EPA Protocol Gases are defined by the EPA as “compressed gases used to calibrate air pollution monitors for consistent and reliable monitoring.” The EPA has specific regulations on these gases in order to protect the environment while allowing companies to use the energy they need. Here’s what to know about EPA protocol gases.
Why Do Companies Need EPA Protocol Gases?
EPA protocol gases are used in calibration tests. They determine if continuous emission monitoring systems, or CEMS, are accurately measuring pollutant concentrations. Companies need these gases because it helps streamline the calibration test process. In turn, that benefits environmental sustainability. Power plants, for instance, have to acquire protocol gases from vendors that are part of a special verification program to maintain the quality of our air and water.
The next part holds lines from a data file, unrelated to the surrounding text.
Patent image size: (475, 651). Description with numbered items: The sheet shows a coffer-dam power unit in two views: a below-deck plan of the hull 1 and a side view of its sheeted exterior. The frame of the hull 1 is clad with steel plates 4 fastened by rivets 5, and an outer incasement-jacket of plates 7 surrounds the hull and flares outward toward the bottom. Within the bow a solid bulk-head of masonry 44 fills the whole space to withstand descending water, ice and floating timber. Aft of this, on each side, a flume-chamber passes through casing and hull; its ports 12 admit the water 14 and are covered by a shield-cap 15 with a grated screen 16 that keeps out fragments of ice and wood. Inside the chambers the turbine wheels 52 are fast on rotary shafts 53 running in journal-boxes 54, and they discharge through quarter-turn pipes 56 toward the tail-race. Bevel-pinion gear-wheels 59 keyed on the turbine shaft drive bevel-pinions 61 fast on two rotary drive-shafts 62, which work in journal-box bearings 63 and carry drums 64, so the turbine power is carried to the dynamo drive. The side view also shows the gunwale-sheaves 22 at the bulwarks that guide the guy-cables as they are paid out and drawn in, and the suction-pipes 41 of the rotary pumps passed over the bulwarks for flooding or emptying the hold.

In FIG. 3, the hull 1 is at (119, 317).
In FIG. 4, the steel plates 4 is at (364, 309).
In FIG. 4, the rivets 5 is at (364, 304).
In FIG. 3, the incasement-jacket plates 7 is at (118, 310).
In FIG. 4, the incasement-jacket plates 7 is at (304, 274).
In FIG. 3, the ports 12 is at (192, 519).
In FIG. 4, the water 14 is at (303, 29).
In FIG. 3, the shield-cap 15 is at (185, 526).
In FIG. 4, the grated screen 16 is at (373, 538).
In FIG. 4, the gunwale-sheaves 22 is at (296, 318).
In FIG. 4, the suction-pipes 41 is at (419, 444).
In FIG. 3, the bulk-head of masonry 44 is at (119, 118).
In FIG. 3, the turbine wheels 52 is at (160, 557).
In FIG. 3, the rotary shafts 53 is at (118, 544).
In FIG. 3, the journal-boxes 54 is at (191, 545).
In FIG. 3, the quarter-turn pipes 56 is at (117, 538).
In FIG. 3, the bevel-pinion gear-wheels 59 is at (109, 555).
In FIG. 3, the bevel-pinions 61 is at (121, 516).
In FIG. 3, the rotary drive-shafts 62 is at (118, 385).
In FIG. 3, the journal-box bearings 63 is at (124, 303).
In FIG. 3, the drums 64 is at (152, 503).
How Are the Gases Verified?
To meet EPA Protocol gas standards, the gases are verified through the protocol gas verification program, or PGVP. They undergo a number of steps to meet certain regulations. Various government rulings such as the Clean Air Interstate Rule, Transport Rule, and Acid Rain Program created those regulations in order to keep the environment healthy for everyone. Some measures the PGVP takes are annual blind audits, accuracy tests, and the posting of audit results online. The PGVP must also meet four main objectives: ensuring specific accuracy requirements, helping gas vendors make better purchases, providing incentives for successful vendors, and encouraging vendors with poor audits to make improvements.
What Are the Risks?
Another important part of what to know about EPA protocol gases are the risks. Protocol gases do not have many risks unless they expire. However, not using them can create risks for the environment as well as for your company. There are environmental risks like acid rain and air pollution that can happen if you don’t use EPA protocol gases. There are also company-wide risks such as fines and negative brand recognition. You can be fined by the government for up to thousands of dollars if you are not following certain guidelines. Also, if your company performs poorly in blind audits, this may deter clients. Nowadays, more and more clients value environmental sustainability. They will be able to see your company is doing poorly since the audit information is publicly available online. It will be obvious that your company does not care about the environment, and potential clients will choose one that performs better on its audits.